There are several landslide prone zones in the Char Dham circuit
NEW DELHI: The Centre on Thursday told the Supreme Court that requirement of armed forces at the volatile Indo-China borders required rapid movement of armament and heavy artillery through the Chardham roads linking garrisons to border points and argued that widening the existing roads to 10 metre width would facilitate this even in rain, snow and landslides.
“The risk of landslides is always there. And we are ready to consider all suggestions for mitigating possible adverse impact from the construction of all weather roads. That is why we have roped in Geological Survey of India and Tehri Hydro Development Corporation (THDC) to suggest remedial and mitigating measures in landslide prone and earth sinking zones,” said attorney general while addressing a bench of Justices D Y Chandrachud, Surya Kant an Vikram Nath.

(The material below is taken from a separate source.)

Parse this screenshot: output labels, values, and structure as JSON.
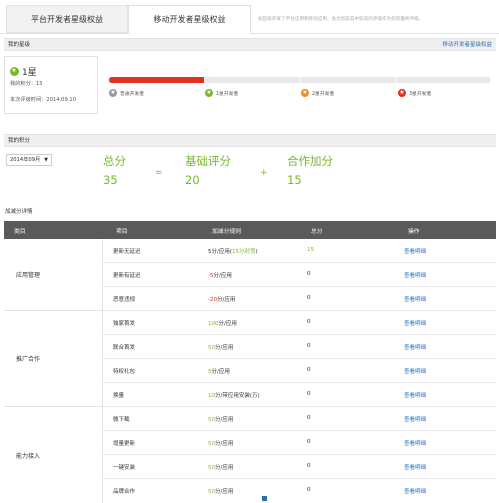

“Landslides and earth sinking zones are not unique to Himalayas but occur in every hilly terrain. Can any armed forces be heard to say that because of hilly terrain, lack of proper roads and impediments in transporting of heavy artillery tanks, armament and troops, it is vulnerable at borders? Can we give up making roads for army purposes in the hills because of landslides? We have to build proper roads to facilitate movement of the army and its machinery while taking all steps to mitigate possible impact on the environment and Himalayas,” the AG said.
Referring to the AG’s submission that GSI and THDC have been roped in to suggest mitigating measures for Chardham project, which act as feeder roads for border areas, the bench said, “This is a good thing that they are doing now. Better late than never.” The AG informed that the border roads are built exclusively by Border Roads Organisation (BRO), but the Chardham projects are being executed under the supervision of BRO, National Highways Infrastructure Development Corporation and state PWDs through engagement of private contractors.
The AG said the government is open to suggestions from petitioner organisation “Citizens for Green Doon” on taking additional mitigation measures in the construction of the Chardham road project. “The government will surely implement any additional measures suggested by the court,” he said. Justice Chandrachud-led bench reserved its decision on the Centre’s plea for modification of SC’s earlier September 8, 2020 order restricting the width of the Chardham roads to 5.5 metres. Centre wants the roads with paved shoulders to be 10 metres in width.
Appearing for the petitioner, senior advocate Colin Gonsalves said that they are not against widening of roads for army purposes. “But, the question is – can the Himalayas withstand such mindless widening of roads? Nature has answered the question as incident after incident of landslides have rendered the wide roads inaccessible for vehicles. The 5.5 metre width is sufficient for movement of troops,” he said.
Gonsalves said, “Let the pristine atmosphere and natural surroundings of holy places be not violated by mindless development. The best defence of the country is the Himalayas itself. The army and roads come second. Construction of double lane paved shoulder roads of 10 metre width will devastatingly impact the Himalayas and in turn the whole ecology and climate of the country for generations to come. The time for mitigation measures is long gone. It is time to restore nature.”